Wait a moment and retry. MAX_RETRIES only retries on network timeouts and connection failures — HTTP 429 errors are returned immediately. Consider upgrading your OpenRouter plan for higher limits.

"Insufficient credits (HTTP 402)"

Solution

Add credits at openrouter.ai/credits.

"Request timed out"

Solution

Increase REQUEST_TIMEOUT in Valves (default: 90 seconds), or try a faster model. Some large reasoning models can take over a minute for complex prompts.

No models appear in the selector

Solution

  1. Verify your API key is valid (a single "error" model appears if it is not).
  2. If MODEL_PROVIDERS is set, confirm the provider names are lowercase: openai, anthropic, google.
  3. If FREE_ONLY is enabled, some providers may have no free models — try disabling it.
  4. Set MODEL_PROVIDERS = ALL to show the full catalog.

Models load but chat returns errors

Solution

Some models may be temporarily unavailable. Try a different model or check status.openrouter.ai.

FAQ

Q: Does this work with Open WebUI's native tool calling?

A: Open WebUI manages tool calling in an iterative loop: when the pipe's response contains tool calls, Open WebUI executes them, appends the results as role: "tool" messages, and re-invokes the pipe with the updated thread. The pipe forwards the full message list to OpenRouter on each invocation. Whether a model can generate tool calls depends on OpenRouter's provider support for that model.

Q: Why does FREE_ONLY include models without a :free suffix?

A: Some models are listed as free on OpenRouter without carrying a :free suffix in their ID. The pipe uses a two-pass check: first it looks for the :free suffix, then it falls back to inspecting the pricing.prompt and pricing.completion fields returned by the OpenRouter /models endpoint — if both are 0, the model is treated as free.

Q: Can I use multiple provider filters at once?

A: MODEL_PROVIDERS accepts a comma-separated list (e.g. openai,anthropic).
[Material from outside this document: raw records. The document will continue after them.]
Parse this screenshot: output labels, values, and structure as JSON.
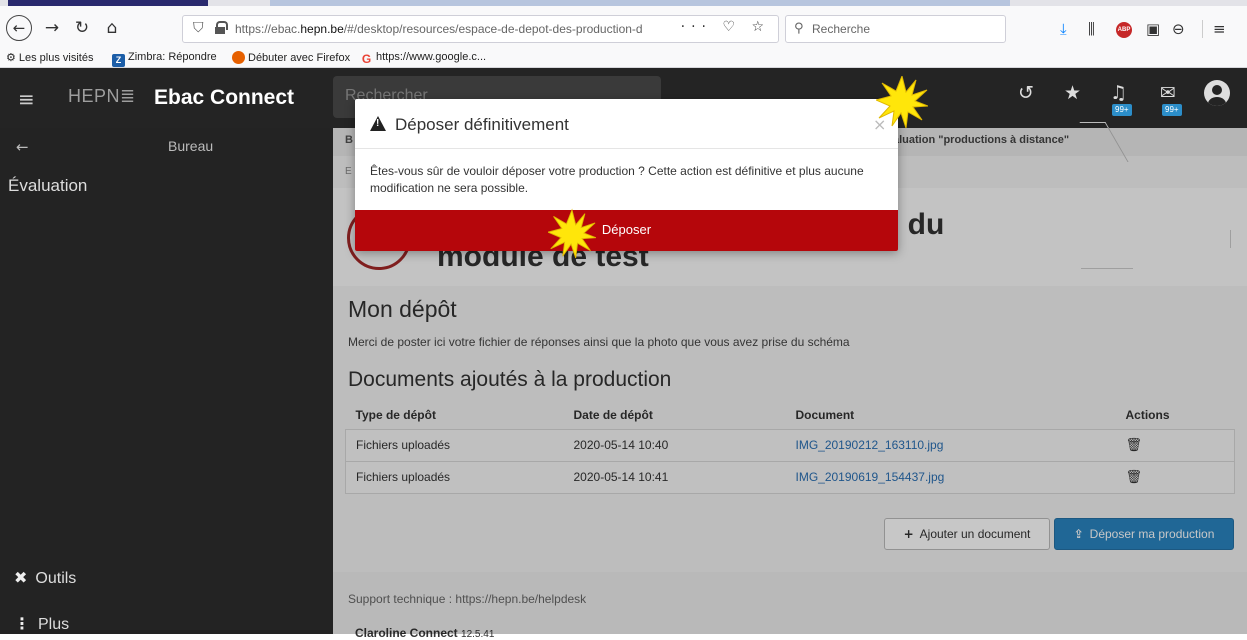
{
  "browser": {
    "url_prefix": "https://ebac.",
    "url_domain": "hepn.be",
    "url_rest": "/#/desktop/resources/espace-de-depot-des-production-d",
    "url_actions": "··· ♡ ☆",
    "search_placeholder": "Recherche",
    "bookmarks": [
      {
        "label": "Les plus visités"
      },
      {
        "label": "Zimbra: Répondre",
        "icon_letter": "Z"
      },
      {
        "label": "Débuter avec Firefox"
      },
      {
        "label": "https://www.google.c...",
        "icon_letter": "G"
      }
    ],
    "abp_label": "ABP"
  },
  "app": {
    "logo_text": "HEPN≣",
    "brand": "Ebac Connect",
    "search_placeholder": "Rechercher",
    "badges": [
      "99+",
      "99+"
    ]
  },
  "sidebar": {
    "back_label": "Bureau",
    "section": "Évaluation",
    "tools": "Outils",
    "more": "Plus"
  },
  "content": {
    "breadcrumb_first": "B",
    "breadcrumb_last": "aluation \"productions à distance\"",
    "sub_breadcrumb": "E",
    "title_line1": "n du",
    "title_line2": "module de test",
    "section_title": "Mon dépôt",
    "section_desc": "Merci de poster ici votre fichier de réponses ainsi que la photo que vous avez prise du schéma",
    "docs_title": "Documents ajoutés à la production",
    "table": {
      "headers": [
        "Type de dépôt",
        "Date de dépôt",
        "Document",
        "Actions"
      ],
      "rows": [
        {
          "type": "Fichiers uploadés",
          "date": "2020-05-14 10:40",
          "document": "IMG_20190212_163110.jpg"
        },
        {
          "type": "Fichiers uploadés",
          "date": "2020-05-14 10:41",
          "document": "IMG_20190619_154437.jpg"
        }
      ]
    },
    "add_button": "Ajouter un document",
    "submit_button": "Déposer ma production",
    "support": "Support technique : https://hepn.be/helpdesk",
    "version_name": "Claroline Connect",
    "version_number": "12.5.41"
  },
  "modal": {
    "title": "Déposer définitivement",
    "close": "×",
    "body": "Êtes-vous sûr de vouloir déposer votre production ? Cette action est définitive et plus aucune modification ne sera possible.",
    "confirm": "Déposer"
  },
  "colors": {
    "confirm_red": "#b5060b",
    "primary_blue": "#2a84c1",
    "burst_yellow": "#ffe60a"
  }
}
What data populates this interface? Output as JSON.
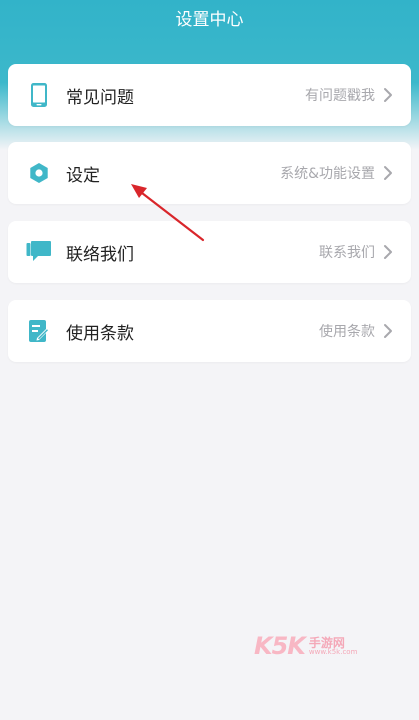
{
  "header": {
    "title": "设置中心"
  },
  "menu": {
    "items": [
      {
        "label": "常见问题",
        "hint": "有问题戳我",
        "icon": "phone-icon"
      },
      {
        "label": "设定",
        "hint": "系统&功能设置",
        "icon": "gear-icon"
      },
      {
        "label": "联络我们",
        "hint": "联系我们",
        "icon": "chat-bubble-icon"
      },
      {
        "label": "使用条款",
        "hint": "使用条款",
        "icon": "document-edit-icon"
      }
    ]
  },
  "colors": {
    "accent": "#3cb8cb",
    "icon": "#40b7c8",
    "annotation_arrow": "#d9262b",
    "hint": "#a8a8ad"
  },
  "watermark": {
    "brand": "K5K",
    "name": "手游网",
    "url": "www.k5k.com"
  }
}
Enable INVERT_PROVIDER_LIST to turn it into an exclusion list instead.

Q: How do fallback models work?

A: FALLBACK_MODELS adds extra model IDs to the models array in the OpenRouter request. If the primary model fails, OpenRouter automatically tries the next one. Non-streaming responses include a "Responded by: model-id" attribution when a fallback handled the request.

Q: I selected a TTS / embeddings / image-generation model and got an error — why?

A: The pipe routes every request through OpenRouter's /chat/completions endpoint. Models that only expose a non-chat endpoint (e.g. pure TTS models served via /audio/speech) return an "endpoint not supported" error from OpenRouter. The pipe surfaces that error verbatim. Chat completion models that output audio or images (e.g. openai/gpt-audio) work normally — their audio transcript and generated images are rendered inline. To hide non-chat models from the selector entirely, set OUTPUT_MODALITIES = text.

License

This project is licensed under the MIT License — see the LICENSE file for details.